Карлтону Барнэби Маркхэму явно не по душе была тюремная жизнь. Он был бледнее, чем в прошлый раз, и сделался еще более нервным.
— Я думаю, вам следовало настаивать на освобождении под залог, — сказал он.
— Я не могу добиться этого, — ответил Мэтью.
— А вы пытались?
— Я говорил с судьей Мэнккьюзо. Этот человек отказал сперва в освобождении под залог, а потом в моем ходатайстве. Он думает, что вы — маньяк.
— Ужасно.
— Он думает, что вы убежите, если он предоставит хоть малейшую возможность.

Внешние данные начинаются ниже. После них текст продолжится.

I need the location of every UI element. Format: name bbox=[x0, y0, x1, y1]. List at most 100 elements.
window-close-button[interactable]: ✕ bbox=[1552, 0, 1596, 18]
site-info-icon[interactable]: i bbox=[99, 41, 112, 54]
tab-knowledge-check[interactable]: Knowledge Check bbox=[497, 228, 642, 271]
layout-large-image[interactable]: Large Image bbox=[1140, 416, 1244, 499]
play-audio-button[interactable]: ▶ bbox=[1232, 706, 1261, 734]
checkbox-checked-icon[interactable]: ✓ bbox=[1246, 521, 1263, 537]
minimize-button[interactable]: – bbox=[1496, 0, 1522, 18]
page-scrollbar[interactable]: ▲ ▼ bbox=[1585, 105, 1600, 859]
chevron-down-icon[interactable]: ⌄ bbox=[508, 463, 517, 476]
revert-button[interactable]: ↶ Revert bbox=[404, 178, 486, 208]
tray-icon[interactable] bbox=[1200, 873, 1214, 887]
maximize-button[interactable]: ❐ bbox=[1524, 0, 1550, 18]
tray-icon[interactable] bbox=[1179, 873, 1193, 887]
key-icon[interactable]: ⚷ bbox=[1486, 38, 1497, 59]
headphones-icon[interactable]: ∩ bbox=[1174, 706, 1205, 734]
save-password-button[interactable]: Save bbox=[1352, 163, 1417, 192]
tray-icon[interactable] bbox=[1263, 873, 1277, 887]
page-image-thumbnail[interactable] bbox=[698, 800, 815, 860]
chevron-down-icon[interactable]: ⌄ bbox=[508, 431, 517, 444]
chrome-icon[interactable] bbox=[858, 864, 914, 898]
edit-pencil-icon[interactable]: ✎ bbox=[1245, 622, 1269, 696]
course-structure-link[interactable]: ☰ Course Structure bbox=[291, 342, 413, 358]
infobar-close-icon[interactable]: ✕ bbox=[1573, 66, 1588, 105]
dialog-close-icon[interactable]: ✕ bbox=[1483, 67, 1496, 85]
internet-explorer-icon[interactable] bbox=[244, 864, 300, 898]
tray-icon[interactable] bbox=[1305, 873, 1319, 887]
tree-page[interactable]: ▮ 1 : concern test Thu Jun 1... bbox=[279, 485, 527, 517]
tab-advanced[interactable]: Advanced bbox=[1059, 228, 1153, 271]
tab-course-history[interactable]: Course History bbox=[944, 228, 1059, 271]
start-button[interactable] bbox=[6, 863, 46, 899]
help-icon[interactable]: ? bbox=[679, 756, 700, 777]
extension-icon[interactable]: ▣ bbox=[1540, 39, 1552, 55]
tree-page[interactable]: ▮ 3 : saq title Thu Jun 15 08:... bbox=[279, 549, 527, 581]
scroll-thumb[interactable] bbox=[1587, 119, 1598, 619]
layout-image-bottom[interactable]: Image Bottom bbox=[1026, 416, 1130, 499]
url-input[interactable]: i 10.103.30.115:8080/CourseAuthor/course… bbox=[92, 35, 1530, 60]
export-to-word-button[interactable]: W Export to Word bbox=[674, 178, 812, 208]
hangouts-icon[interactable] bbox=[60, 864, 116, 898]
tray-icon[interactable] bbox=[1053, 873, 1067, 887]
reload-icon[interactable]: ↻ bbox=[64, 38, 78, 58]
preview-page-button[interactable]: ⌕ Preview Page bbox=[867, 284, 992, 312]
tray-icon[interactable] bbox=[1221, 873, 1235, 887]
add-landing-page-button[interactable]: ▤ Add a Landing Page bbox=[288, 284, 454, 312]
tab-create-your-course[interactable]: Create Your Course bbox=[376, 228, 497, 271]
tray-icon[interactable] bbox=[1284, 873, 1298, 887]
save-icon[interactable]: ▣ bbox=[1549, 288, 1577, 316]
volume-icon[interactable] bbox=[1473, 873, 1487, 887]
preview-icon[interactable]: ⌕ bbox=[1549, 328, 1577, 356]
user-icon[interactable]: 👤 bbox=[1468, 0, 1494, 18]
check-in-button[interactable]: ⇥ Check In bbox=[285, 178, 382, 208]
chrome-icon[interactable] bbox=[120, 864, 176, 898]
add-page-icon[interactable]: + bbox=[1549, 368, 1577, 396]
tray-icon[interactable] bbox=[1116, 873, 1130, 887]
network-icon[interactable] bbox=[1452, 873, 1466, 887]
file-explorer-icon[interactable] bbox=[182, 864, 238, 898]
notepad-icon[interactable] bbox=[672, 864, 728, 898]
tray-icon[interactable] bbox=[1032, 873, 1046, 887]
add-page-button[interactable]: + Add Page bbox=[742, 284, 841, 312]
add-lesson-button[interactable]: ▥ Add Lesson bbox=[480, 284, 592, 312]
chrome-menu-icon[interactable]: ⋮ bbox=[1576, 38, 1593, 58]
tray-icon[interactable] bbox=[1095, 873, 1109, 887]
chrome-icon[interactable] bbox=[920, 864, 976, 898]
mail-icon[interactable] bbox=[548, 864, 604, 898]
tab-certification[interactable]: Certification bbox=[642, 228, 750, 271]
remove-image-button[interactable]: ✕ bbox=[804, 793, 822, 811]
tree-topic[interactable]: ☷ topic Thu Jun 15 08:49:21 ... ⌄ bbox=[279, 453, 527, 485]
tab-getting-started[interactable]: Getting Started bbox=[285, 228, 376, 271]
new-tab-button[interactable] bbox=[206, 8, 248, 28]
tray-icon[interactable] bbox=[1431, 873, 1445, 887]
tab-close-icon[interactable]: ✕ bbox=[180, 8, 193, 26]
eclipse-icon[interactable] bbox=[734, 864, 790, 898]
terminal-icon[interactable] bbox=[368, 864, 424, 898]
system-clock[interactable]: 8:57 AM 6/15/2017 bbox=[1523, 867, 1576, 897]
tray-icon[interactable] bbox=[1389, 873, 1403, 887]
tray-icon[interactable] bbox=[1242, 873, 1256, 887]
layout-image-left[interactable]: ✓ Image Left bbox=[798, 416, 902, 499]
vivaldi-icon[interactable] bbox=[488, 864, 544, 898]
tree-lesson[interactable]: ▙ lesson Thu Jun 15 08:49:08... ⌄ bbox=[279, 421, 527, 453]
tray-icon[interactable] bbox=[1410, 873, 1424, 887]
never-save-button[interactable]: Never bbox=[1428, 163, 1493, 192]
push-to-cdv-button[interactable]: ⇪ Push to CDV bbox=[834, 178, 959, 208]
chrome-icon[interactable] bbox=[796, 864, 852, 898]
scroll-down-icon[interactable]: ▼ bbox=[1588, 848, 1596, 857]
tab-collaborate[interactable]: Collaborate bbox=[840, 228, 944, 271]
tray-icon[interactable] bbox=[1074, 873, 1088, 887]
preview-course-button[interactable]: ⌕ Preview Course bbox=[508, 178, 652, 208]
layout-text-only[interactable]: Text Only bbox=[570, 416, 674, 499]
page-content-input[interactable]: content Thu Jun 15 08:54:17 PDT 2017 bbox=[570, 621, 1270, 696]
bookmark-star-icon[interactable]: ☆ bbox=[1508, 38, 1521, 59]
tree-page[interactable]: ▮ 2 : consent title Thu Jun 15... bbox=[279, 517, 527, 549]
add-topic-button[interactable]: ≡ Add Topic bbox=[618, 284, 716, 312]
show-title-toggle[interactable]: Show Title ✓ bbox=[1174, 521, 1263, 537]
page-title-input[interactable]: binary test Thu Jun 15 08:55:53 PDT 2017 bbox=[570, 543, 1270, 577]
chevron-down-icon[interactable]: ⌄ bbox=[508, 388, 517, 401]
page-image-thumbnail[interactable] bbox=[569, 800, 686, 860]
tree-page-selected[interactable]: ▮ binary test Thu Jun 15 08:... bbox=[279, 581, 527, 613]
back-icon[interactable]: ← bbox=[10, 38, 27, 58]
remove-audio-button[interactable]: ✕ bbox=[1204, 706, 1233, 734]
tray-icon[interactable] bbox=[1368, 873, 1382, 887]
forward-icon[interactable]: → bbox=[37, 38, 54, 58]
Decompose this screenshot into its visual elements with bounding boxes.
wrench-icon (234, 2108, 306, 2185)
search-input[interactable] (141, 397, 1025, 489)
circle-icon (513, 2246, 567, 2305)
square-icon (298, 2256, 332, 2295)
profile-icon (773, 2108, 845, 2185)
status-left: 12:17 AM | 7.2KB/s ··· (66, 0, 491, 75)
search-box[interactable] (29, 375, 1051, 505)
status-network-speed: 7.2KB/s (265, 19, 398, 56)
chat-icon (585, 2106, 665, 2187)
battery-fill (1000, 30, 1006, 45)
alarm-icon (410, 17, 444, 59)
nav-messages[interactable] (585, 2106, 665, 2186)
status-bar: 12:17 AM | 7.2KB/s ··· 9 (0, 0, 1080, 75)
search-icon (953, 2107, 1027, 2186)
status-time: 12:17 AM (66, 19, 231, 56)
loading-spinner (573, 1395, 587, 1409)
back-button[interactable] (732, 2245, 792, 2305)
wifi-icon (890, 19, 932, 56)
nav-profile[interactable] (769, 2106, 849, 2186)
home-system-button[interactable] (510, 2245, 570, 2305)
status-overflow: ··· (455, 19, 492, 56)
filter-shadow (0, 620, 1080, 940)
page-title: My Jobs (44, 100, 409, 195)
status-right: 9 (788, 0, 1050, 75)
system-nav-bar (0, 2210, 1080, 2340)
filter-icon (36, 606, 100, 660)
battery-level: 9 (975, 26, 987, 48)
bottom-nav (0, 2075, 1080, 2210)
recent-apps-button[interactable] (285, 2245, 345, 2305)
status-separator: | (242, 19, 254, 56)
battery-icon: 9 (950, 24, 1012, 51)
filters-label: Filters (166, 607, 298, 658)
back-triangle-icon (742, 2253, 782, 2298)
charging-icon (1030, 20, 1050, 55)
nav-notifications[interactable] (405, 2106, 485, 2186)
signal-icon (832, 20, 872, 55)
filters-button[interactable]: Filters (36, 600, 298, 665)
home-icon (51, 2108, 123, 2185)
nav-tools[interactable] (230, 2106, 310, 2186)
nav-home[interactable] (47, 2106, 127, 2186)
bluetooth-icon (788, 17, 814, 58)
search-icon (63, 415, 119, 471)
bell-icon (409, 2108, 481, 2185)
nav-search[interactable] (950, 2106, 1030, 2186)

— Обязательно, — сказал Маркхэм.
— Не надо так шутить.
Маркхэм нахмурился.
— Значит, мне сидеть тут до суда?
— Боюсь, что так.
— Здесь что, Россия?
— Нет, Америка, Маркхэм. У меня к вам есть несколько вопросов.
— Ради Бога, называйте меня Карлтоном. Вы всегда чертовски официальны.
— Извините.
— Не извиняйтесь. Ваша задача — вытащить меня отсюда.
— Я уже сказал вам…
— Я веду речь не о том, чтобы меня выпустили под залог, я говорю о том, чтобы я мог жить дальше.
— Именно это я и пытаюсь сделать. Я уже сказал вам, что мы нашли свидетеля…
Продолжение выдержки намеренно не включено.